The first part of the model definition describes your standard Fast R-CNN detection architecture. Next the 25 classifiers for each category are applied over the pool3 and pool4 feature maps of the entire image. The
BoxUpsample layer takes the resulting response maps and a set of boxes with category labels as input. It then crops the response map around each box, takes the 25 channels that correspond to the category in question and upsamples it to a fixed size. The
channels parameter defines how many channels it has to pick per category, and the
width define the fixed upsampled size. Finally, the
LocallyConnected layer takes these 25 outputs for each pixel and, depending on the location of the pixel in the window, linearly interpolates between the appropriate outputs.
We also run a classifier on the global fc7 features for each box. This gives us 25 numbers per box per category, and the
PickSlice layer picks the appropriate set of 25 numbers. These 25 numbers are essentially just biases, one bias for each of the 25 classifiers.
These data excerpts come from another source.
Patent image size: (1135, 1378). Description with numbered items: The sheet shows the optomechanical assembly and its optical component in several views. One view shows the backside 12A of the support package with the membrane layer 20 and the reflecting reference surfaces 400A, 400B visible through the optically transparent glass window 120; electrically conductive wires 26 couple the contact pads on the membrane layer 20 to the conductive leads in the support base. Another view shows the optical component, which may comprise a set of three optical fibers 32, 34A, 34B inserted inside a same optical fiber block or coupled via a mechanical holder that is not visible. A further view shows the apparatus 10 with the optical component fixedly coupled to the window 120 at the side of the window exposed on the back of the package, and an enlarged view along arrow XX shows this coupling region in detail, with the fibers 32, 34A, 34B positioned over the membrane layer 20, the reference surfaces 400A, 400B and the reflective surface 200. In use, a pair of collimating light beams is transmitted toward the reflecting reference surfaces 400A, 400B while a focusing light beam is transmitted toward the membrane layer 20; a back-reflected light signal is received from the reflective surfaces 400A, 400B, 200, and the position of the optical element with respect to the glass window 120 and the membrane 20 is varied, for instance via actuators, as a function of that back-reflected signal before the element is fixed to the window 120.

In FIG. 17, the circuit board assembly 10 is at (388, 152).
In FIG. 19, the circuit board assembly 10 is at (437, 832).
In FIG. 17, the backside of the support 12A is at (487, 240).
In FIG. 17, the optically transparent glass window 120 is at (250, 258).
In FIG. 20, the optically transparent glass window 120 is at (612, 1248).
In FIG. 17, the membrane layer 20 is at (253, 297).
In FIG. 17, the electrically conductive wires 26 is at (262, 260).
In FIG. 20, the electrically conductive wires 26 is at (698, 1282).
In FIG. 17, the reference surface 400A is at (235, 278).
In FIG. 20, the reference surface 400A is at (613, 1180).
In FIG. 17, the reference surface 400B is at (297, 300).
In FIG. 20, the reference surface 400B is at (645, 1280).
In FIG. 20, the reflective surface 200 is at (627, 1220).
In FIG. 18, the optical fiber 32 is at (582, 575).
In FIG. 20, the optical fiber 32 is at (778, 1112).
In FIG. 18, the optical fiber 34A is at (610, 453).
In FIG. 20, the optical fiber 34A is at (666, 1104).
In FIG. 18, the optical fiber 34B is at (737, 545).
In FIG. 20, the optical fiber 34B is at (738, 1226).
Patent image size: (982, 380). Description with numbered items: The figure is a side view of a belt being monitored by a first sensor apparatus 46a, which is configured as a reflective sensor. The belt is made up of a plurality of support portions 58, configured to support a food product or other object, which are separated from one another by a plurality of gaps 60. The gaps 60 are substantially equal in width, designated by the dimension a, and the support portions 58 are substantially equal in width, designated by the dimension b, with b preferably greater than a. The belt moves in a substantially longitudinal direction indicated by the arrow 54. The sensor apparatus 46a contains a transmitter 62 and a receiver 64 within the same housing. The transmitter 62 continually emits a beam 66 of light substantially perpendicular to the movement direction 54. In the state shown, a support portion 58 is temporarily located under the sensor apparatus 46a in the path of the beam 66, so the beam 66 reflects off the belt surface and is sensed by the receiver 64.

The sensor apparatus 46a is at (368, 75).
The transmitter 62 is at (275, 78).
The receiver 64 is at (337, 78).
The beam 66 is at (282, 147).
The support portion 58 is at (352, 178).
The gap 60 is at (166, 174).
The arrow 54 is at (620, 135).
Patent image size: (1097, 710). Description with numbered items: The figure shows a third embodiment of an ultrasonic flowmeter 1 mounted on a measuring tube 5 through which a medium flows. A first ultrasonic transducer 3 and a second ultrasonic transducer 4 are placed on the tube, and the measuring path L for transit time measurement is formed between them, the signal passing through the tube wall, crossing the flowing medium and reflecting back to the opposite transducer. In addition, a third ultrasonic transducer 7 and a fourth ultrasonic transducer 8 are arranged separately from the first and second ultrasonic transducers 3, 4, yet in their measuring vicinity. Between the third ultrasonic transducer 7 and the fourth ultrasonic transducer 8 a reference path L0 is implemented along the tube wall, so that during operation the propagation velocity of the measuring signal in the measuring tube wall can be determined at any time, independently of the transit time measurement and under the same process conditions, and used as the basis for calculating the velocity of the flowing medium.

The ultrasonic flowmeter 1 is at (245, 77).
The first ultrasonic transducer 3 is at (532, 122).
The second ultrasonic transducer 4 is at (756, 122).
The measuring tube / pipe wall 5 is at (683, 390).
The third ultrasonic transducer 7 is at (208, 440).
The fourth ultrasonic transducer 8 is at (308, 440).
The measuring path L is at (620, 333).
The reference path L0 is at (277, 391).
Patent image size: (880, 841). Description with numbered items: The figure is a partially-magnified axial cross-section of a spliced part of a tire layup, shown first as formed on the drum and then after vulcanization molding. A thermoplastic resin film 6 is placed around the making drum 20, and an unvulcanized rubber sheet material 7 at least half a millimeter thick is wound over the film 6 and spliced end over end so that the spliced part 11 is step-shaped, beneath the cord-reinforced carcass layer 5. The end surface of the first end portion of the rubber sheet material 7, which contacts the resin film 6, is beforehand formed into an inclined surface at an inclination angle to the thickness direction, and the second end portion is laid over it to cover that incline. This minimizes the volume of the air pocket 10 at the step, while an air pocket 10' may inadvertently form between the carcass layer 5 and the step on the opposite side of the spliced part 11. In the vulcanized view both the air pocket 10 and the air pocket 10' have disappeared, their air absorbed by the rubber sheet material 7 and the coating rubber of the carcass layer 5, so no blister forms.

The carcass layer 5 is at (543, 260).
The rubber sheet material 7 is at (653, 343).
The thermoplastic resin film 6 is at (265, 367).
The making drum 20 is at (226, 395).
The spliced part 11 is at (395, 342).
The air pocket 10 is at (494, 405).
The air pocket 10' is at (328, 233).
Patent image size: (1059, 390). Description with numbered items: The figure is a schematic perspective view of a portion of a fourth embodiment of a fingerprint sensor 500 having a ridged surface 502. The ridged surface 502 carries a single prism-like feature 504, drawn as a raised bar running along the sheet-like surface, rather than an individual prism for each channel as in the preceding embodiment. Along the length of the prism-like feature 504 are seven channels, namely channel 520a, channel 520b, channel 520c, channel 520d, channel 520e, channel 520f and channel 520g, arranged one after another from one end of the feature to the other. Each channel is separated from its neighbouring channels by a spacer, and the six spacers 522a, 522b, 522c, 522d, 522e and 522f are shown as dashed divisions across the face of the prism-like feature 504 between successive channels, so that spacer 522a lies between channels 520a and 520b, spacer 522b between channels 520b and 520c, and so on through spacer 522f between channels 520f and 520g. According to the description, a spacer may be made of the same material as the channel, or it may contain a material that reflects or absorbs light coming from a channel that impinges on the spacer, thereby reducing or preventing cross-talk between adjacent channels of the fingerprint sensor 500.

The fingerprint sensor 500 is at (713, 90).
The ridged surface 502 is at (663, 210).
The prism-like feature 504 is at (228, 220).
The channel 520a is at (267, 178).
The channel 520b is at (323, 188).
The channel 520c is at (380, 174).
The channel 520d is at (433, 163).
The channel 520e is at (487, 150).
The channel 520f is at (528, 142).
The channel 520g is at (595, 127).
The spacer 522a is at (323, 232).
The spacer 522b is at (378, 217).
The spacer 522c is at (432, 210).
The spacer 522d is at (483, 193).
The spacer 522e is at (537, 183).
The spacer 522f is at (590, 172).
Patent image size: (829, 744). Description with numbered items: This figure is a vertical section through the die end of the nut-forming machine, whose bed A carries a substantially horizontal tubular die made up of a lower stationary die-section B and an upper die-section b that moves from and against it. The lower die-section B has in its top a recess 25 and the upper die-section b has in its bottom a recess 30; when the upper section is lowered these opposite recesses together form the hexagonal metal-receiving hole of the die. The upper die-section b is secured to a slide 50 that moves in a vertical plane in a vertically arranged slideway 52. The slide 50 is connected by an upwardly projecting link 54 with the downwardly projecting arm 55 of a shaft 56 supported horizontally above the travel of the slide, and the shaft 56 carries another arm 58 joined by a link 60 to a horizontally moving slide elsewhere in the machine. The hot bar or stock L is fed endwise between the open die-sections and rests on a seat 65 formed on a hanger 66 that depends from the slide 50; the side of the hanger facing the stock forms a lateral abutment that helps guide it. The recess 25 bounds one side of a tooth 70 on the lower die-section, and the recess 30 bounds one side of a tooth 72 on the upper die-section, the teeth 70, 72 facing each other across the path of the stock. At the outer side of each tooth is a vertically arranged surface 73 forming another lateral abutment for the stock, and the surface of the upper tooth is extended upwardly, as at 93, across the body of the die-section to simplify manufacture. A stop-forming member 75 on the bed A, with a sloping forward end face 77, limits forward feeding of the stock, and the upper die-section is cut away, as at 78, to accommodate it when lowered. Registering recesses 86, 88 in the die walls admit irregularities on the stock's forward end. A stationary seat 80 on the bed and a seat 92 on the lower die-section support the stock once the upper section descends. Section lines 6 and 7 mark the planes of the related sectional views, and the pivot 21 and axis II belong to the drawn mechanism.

Training relies on a python data layer,
run_command.sh shows a sample training command. The initialization is a Fast-RCNN network.
The training prototxt is
model_defs/hypercolumn_train_pydata.prototxt and is very similar to the testing model definition. The only difference is that the last layer is the
LocallyConnectedWithLoss layer, which also takes in the target figure-ground masks and produces a loss (which is the standard sum-of-log-losses over all the pixels). It also takes in a weight for each box: this helped in preliminary experiments. In the current set up, small boxes are weighed less because they are noisier.
This README will continue to be updated.